À hauteur d’enfant, plusieurs pièces racontent des quotidiens que l’on n’osera plus qualifier d’anodins. Avec Bastien sans main, d’Antonio Carmona et Olivier Letellier, nous vivons la difficile intégration d’un petit garçon en classe de maternelle, que son institutrice va tenter d’aider, sans parfois se figurer ce qui adviendra. Et c’est dans une cour de collège que David Lescot pose son histoire avec J’ai trop d’amis. A chaque âge son langage, ses convictions et ses mots, à prendre au sérieux plutôt que comme un nuage qui passe, à un moment où ces êtres en devenir sont en pleine construction de ce qui sera le socle de leur vie et confrontés au terrible regard du collectif, tel que l’école sait parfaitement le mettre en scène.

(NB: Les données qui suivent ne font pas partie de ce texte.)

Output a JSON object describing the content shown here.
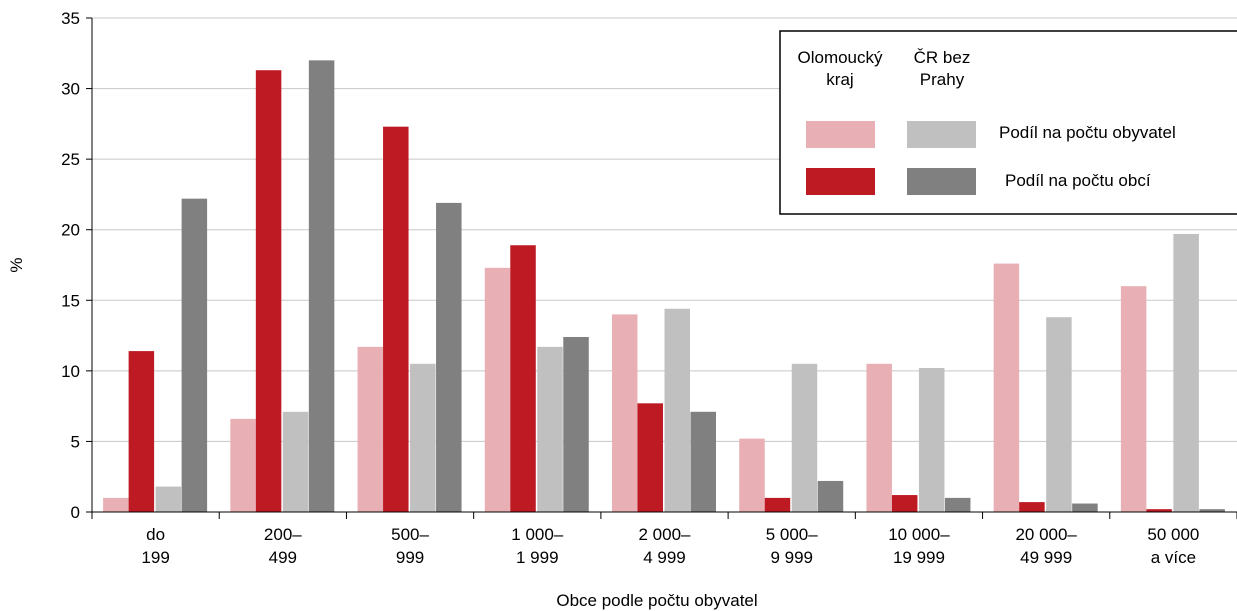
{
  "chart_data": {
    "type": "bar",
    "xlabel": "Obce podle počtu obyvatel",
    "ylabel": "%",
    "ylim": [
      0,
      35
    ],
    "yticks": [
      0,
      5,
      10,
      15,
      20,
      25,
      30,
      35
    ],
    "grid": true,
    "legend_position": "top-right",
    "categories": [
      [
        "do",
        "199"
      ],
      [
        "200–",
        "499"
      ],
      [
        "500–",
        "999"
      ],
      [
        "1 000–",
        "1 999"
      ],
      [
        "2 000–",
        "4 999"
      ],
      [
        "5 000–",
        "9 999"
      ],
      [
        "10 000–",
        "19 999"
      ],
      [
        "20 000–",
        "49 999"
      ],
      [
        "50 000",
        "a více"
      ]
    ],
    "series": [
      {
        "name": "Olomoucký kraj – Podíl na počtu obyvatel",
        "color": "#e8b0b4",
        "values": [
          1.0,
          6.6,
          11.7,
          17.3,
          14.0,
          5.2,
          10.5,
          17.6,
          16.0
        ]
      },
      {
        "name": "Olomoucký kraj – Podíl na počtu obcí",
        "color": "#be1a24",
        "values": [
          11.4,
          31.3,
          27.3,
          18.9,
          7.7,
          1.0,
          1.2,
          0.7,
          0.2
        ]
      },
      {
        "name": "ČR bez Prahy – Podíl na počtu obyvatel",
        "color": "#c0c0c0",
        "values": [
          1.8,
          7.1,
          10.5,
          11.7,
          14.4,
          10.5,
          10.2,
          13.8,
          19.7
        ]
      },
      {
        "name": "ČR bez Prahy – Podíl na počtu obcí",
        "color": "#808080",
        "values": [
          22.2,
          32.0,
          21.9,
          12.4,
          7.1,
          2.2,
          1.0,
          0.6,
          0.2
        ]
      }
    ],
    "legend": {
      "col1_lines": [
        "Olomoucký",
        "kraj"
      ],
      "col2_lines": [
        "ČR bez",
        "Prahy"
      ],
      "row1_label": "Podíl na počtu obyvatel",
      "row2_label": "Podíl na počtu obcí"
    }
  }
}
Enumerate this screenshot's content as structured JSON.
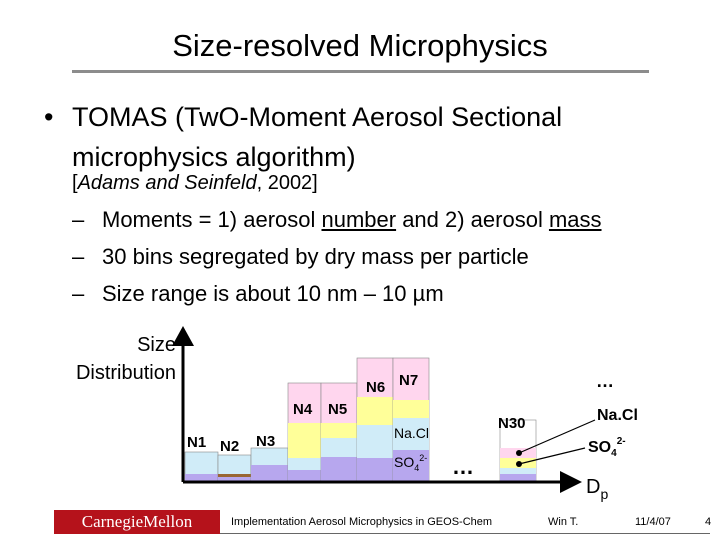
{
  "slide": {
    "title": "Size-resolved Microphysics",
    "bullet_symbol": "•",
    "bullet_text": "TOMAS (TwO-Moment Aerosol Sectional microphysics algorithm)",
    "reference": {
      "open": "[",
      "authors": "Adams and Seinfeld",
      "year_close": ", 2002]"
    },
    "sub_dash": "–",
    "sub1": {
      "pre": "Moments = 1) aerosol ",
      "u1": "number",
      "mid": " and 2) aerosol ",
      "u2": "mass"
    },
    "sub2": "30 bins segregated by dry mass per particle",
    "sub3": "Size range is about 10 nm – 10 µm"
  },
  "diagram": {
    "y_axis_label_line1": "Size",
    "y_axis_label_line2": "Distribution",
    "x_axis_label": "D",
    "x_axis_label_sub": "p",
    "bin_labels": [
      "N1",
      "N2",
      "N3",
      "N4",
      "N5",
      "N6",
      "N7",
      "N30"
    ],
    "ellipsis": "…",
    "component_nacl": "Na.Cl",
    "component_so4": "SO",
    "so4_sub": "4",
    "so4_sup": "2-",
    "colors": {
      "pink": "#ffd6ee",
      "yellow": "#ffff99",
      "lightblue": "#d0ecf8",
      "violet": "#b7a7ee",
      "brown": "#996633",
      "axis": "#000000"
    }
  },
  "footer": {
    "logo": "CarnegieMellon",
    "course": "Implementation Aerosol Microphysics in GEOS-Chem",
    "author": "Win T.",
    "date": "11/4/07",
    "page": "4"
  }
}
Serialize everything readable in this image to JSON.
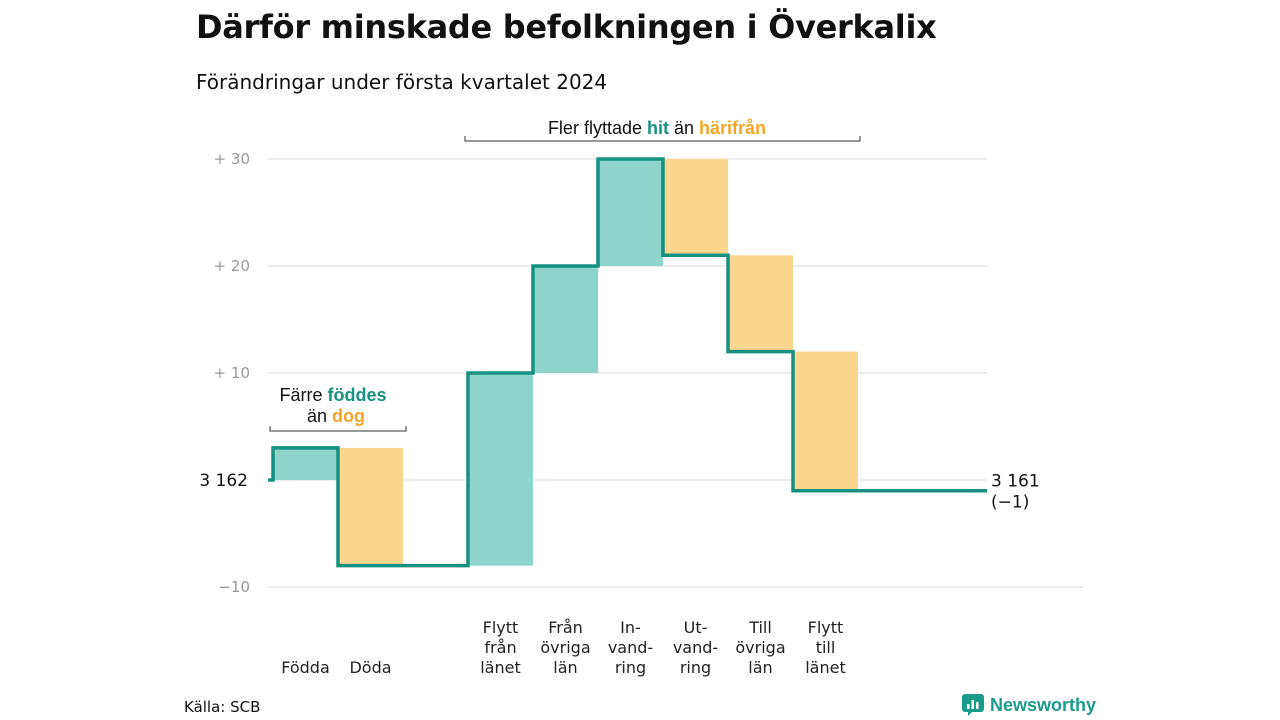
{
  "title": "Därför minskade befolkningen i Överkalix",
  "subtitle": "Förändringar under första kvartalet 2024",
  "source": "Källa: SCB",
  "brand": "Newsworthy",
  "colors": {
    "positive": "#8fd4cb",
    "negative": "#fbd68e",
    "line": "#17917f",
    "accent_green": "#17917f",
    "accent_orange": "#f3a52a",
    "grid": "#dddddd"
  },
  "chart_data": {
    "type": "waterfall",
    "start_label": "3  162",
    "end_label": [
      "3 161",
      "(−1)"
    ],
    "y_ticks": [
      {
        "value": 30,
        "label": "+  30"
      },
      {
        "value": 20,
        "label": "+  20"
      },
      {
        "value": 10,
        "label": "+  10"
      },
      {
        "value": -10,
        "label": "−10"
      }
    ],
    "ylim": [
      -10,
      30
    ],
    "steps": [
      {
        "label": [
          "Födda"
        ],
        "delta": 3,
        "kind": "positive"
      },
      {
        "label": [
          "Döda"
        ],
        "delta": -11,
        "kind": "negative"
      },
      {
        "label": [],
        "delta": 0,
        "kind": "gap"
      },
      {
        "label": [
          "Flytt",
          "från",
          "länet"
        ],
        "delta": 18,
        "kind": "positive"
      },
      {
        "label": [
          "Från",
          "övriga",
          "län"
        ],
        "delta": 10,
        "kind": "positive"
      },
      {
        "label": [
          "In-",
          "vand-",
          "ring"
        ],
        "delta": 10,
        "kind": "positive"
      },
      {
        "label": [
          "Ut-",
          "vand-",
          "ring"
        ],
        "delta": -9,
        "kind": "negative"
      },
      {
        "label": [
          "Till",
          "övriga",
          "län"
        ],
        "delta": -9,
        "kind": "negative"
      },
      {
        "label": [
          "Flytt",
          "till",
          "länet"
        ],
        "delta": -13,
        "kind": "negative"
      }
    ],
    "annotations": {
      "births": {
        "line1_a": "Färre ",
        "line1_b": "föddes",
        "line2_a": "än ",
        "line2_b": "dog"
      },
      "moves": {
        "a": "Fler flyttade ",
        "b": "hit",
        "c": " än ",
        "d": "härifrån"
      }
    }
  }
}
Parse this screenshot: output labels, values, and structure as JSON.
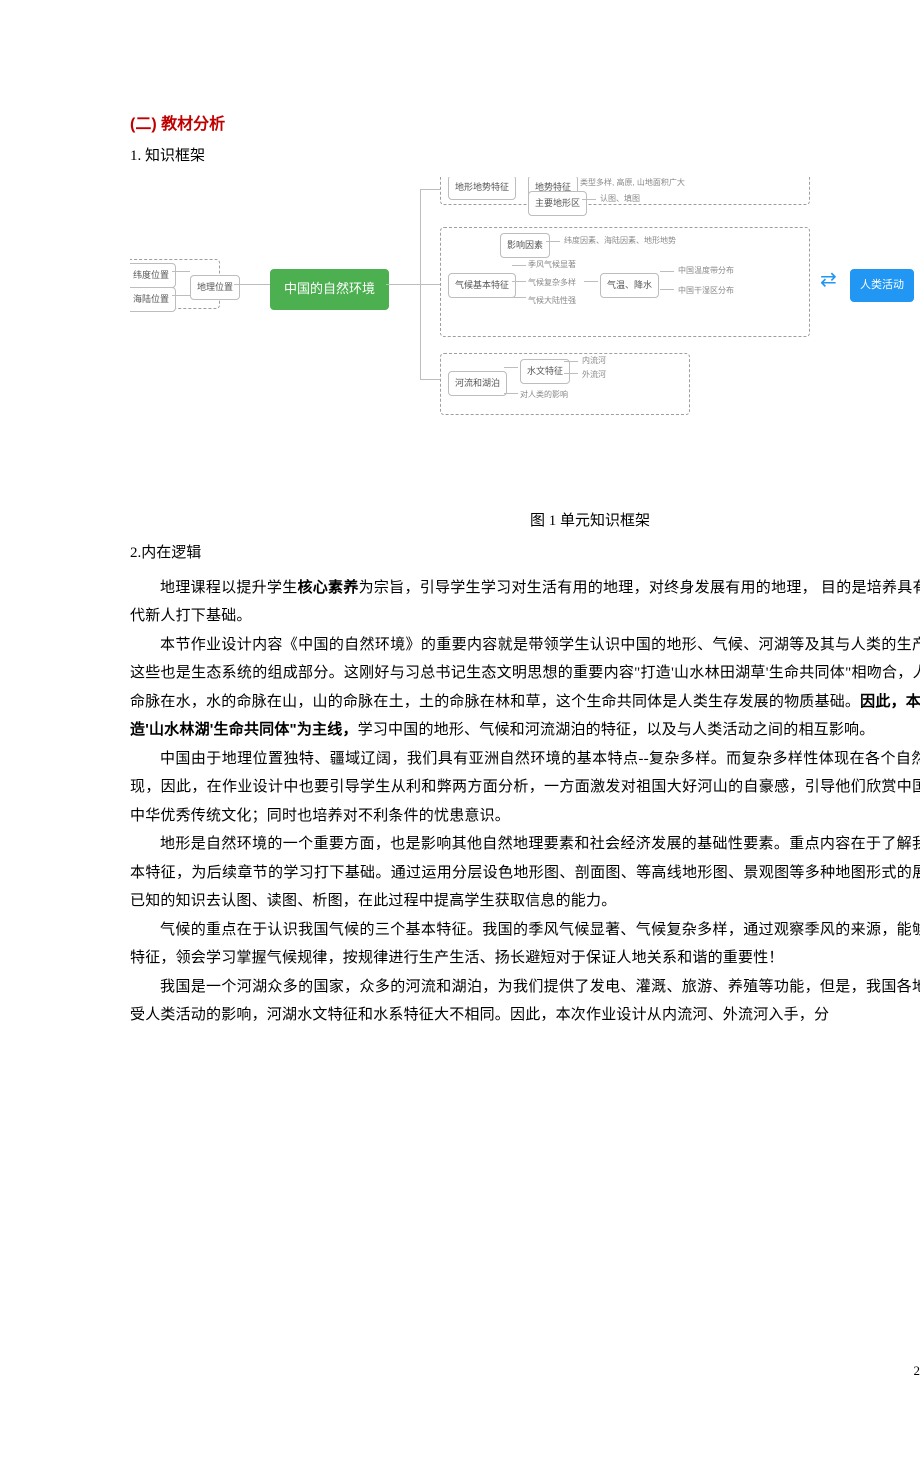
{
  "heading2": "(二) 教材分析",
  "sub1": "1. 知识框架",
  "figCaption": "图 1  单元知识框架",
  "sub2": "2.内在逻辑",
  "diagram": {
    "main": "中国的自然环境",
    "humanActivity": "人类活动",
    "left": {
      "group": "地理位置",
      "items": [
        "纬度位置",
        "海陆位置"
      ]
    },
    "topRow": {
      "a": "地形地势特征",
      "b": "地势特征",
      "c": "类型多样, 高原, 山地面积广大",
      "d": "主要地形区",
      "e": "认图、填图"
    },
    "climate": {
      "title": "气候基本特征",
      "factors": "影响因素",
      "factorsDetail": "纬度因素、海陆因素、地形地势",
      "a": "季风气候显著",
      "b": "气候复杂多样",
      "c": "气候大陆性强",
      "mid": "气温、降水",
      "r1": "中国温度带分布",
      "r2": "中国干湿区分布"
    },
    "rivers": {
      "title": "河流和湖泊",
      "a": "水文特征",
      "a1": "内流河",
      "a2": "外流河",
      "b": "对人类的影响"
    }
  },
  "paragraphs": [
    {
      "html": "地理课程以提升学生<b>核心素养</b>为宗旨，引导学生学习对生活有用的地理，对终身发展有用的地理， 目的是培养具有<b>生态文明理念</b>的时代新人打下基础。"
    },
    {
      "html": "本节作业设计内容《中国的自然环境》的重要内容就是带领学生认识中国的地形、气候、河湖等及其与人类的生产生活之间的关系，这些也是生态系统的组成部分。这刚好与习总书记生态文明思想的重要内容\"打造'山水林田湖草'生命共同体\"相吻合，人的命脉在田，田的命脉在水，水的命脉在山，山的命脉在土，土的命脉在林和草，这个生命共同体是人类生存发展的物质基础。<b>因此，本节作业设计就以\"打造'山水林湖'生命共同体\"为主线，</b>学习中国的地形、气候和河流湖泊的特征，以及与人类活动之间的相互影响。"
    },
    {
      "html": "中国由于地理位置独特、疆域辽阔，我们具有亚洲自然环境的基本特点--复杂多样。而复杂多样性体现在各个自然要素上又是各有表现，因此，在作业设计中也要引导学生从利和弊两方面分析，一方面激发对祖国大好河山的自豪感，引导他们欣赏中国的自然景观，认同中华优秀传统文化；同时也培养对不利条件的忧患意识。"
    },
    {
      "html": "地形是自然环境的一个重要方面，也是影响其他自然地理要素和社会经济发展的基础性要素。重点内容在于了解我国地势、地形的基本特征，为后续章节的学习打下基础。通过运用分层设色地形图、剖面图、等高线地形图、景观图等多种地图形式的展示，培养学生运用已知的知识去认图、读图、析图，在此过程中提高学生获取信息的能力。"
    },
    {
      "html": "气候的重点在于认识我国气候的三个基本特征。我国的季风气候显著、气候复杂多样，通过观察季风的来源，能够推断某季节的气候特征，领会学习掌握气候规律，按规律进行生产生活、扬长避短对于保证人地关系和谐的重要性！"
    },
    {
      "html": "我国是一个河湖众多的国家，众多的河流和湖泊，为我们提供了发电、灌溉、旅游、养殖等功能，但是，我国各地自然环境的差异和受人类活动的影响，河湖水文特征和水系特征大不相同。因此，本次作业设计从内流河、外流河入手，分"
    }
  ],
  "pageNum": "2"
}
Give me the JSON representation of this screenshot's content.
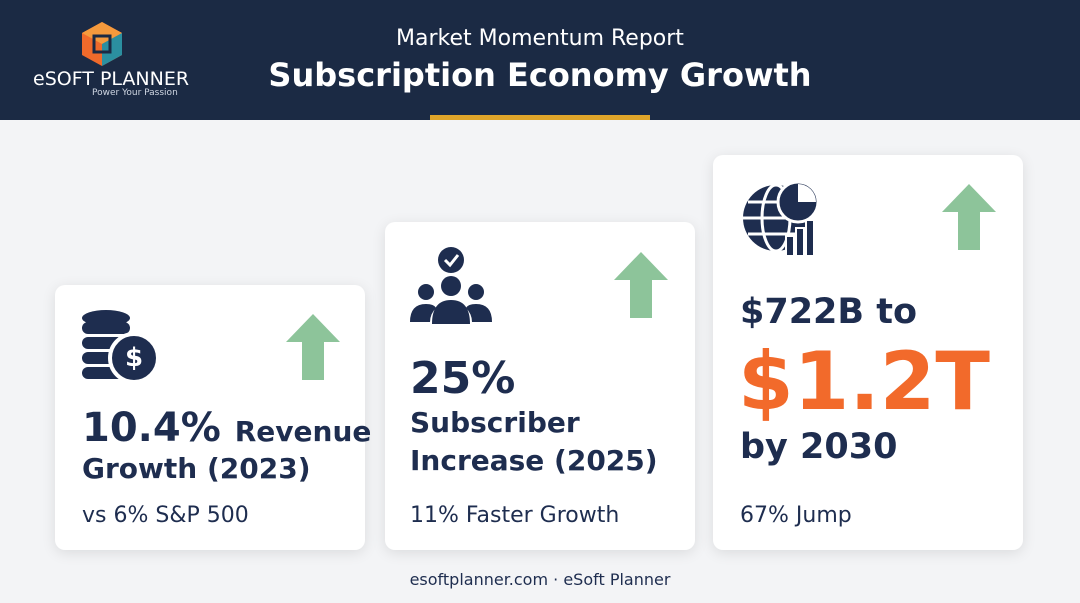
{
  "logo": {
    "name": "eSOFT PLANNER",
    "tagline": "Power Your Passion"
  },
  "header": {
    "kicker": "Market Momentum Report",
    "title": "Subscription Economy Growth"
  },
  "cards": [
    {
      "highlight": "10.4%",
      "headline_rest": "Revenue",
      "headline_line2": "Growth (2023)",
      "note": "vs 6% S&P 500"
    },
    {
      "highlight": "25%",
      "headline_line1": "Subscriber",
      "headline_line2": "Increase (2025)",
      "note": "11% Faster Growth"
    },
    {
      "headline_line1": "$722B to",
      "highlight": "$1.2T",
      "headline_line2": "by 2030",
      "note": "67% Jump"
    }
  ],
  "footer": {
    "source": "esoftplanner.com · eSoft Planner"
  }
}
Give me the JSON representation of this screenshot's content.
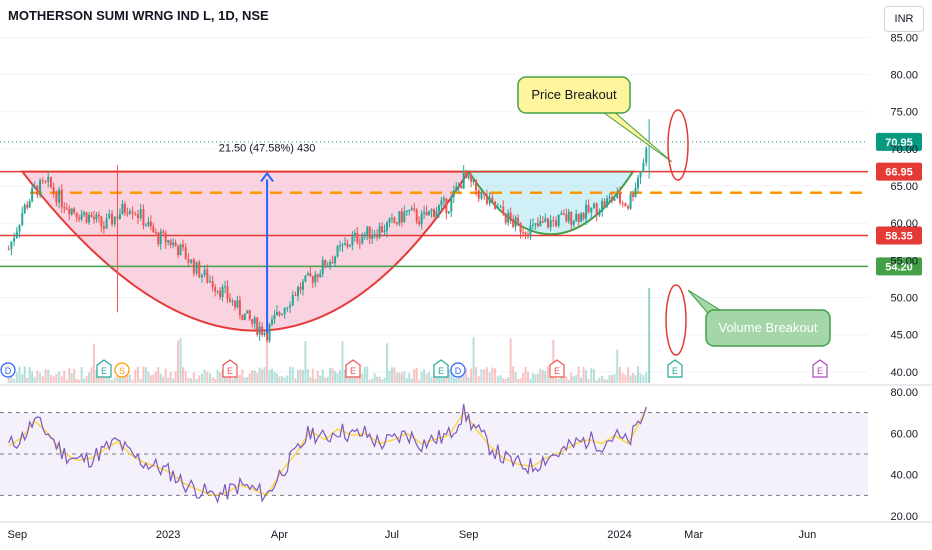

Et en grandissant apparaissent aussi les histoires terribles, celles qu’on ne raconte pas ou à mi-mot, comme la Cie Hippolyte a mal au cœur le restitue dans L’Endormi. Un récit mêlant narration et rap, où une petite fille est confrontée à la mort de son grand frère, caïd et victime d’un règlement de compte. Et de ce temps de l’enfance, nous gardons tous les souvenirs de nos parents et de leur relation, de ce qu’on ne saura jamais et ce qu’on aurait préféré ne jamais savoir : Mes parents de Mohamed El Khatib rend compte des ressentis de ces grands enfants, avec pour terreau, le regard que l’on porte sur nos aînés si proches, et qu’on n’épargne rarement.

Nos trajectoires se vivent en commun, parfois sans se croiser et c’est donc une formidable idée que de proposer des cafés-philo et apéros-conférences à l’issue de certains spectacles, pour que le lien se fasse en effet et que nos trajectoires se mêlent. Pour de vrai.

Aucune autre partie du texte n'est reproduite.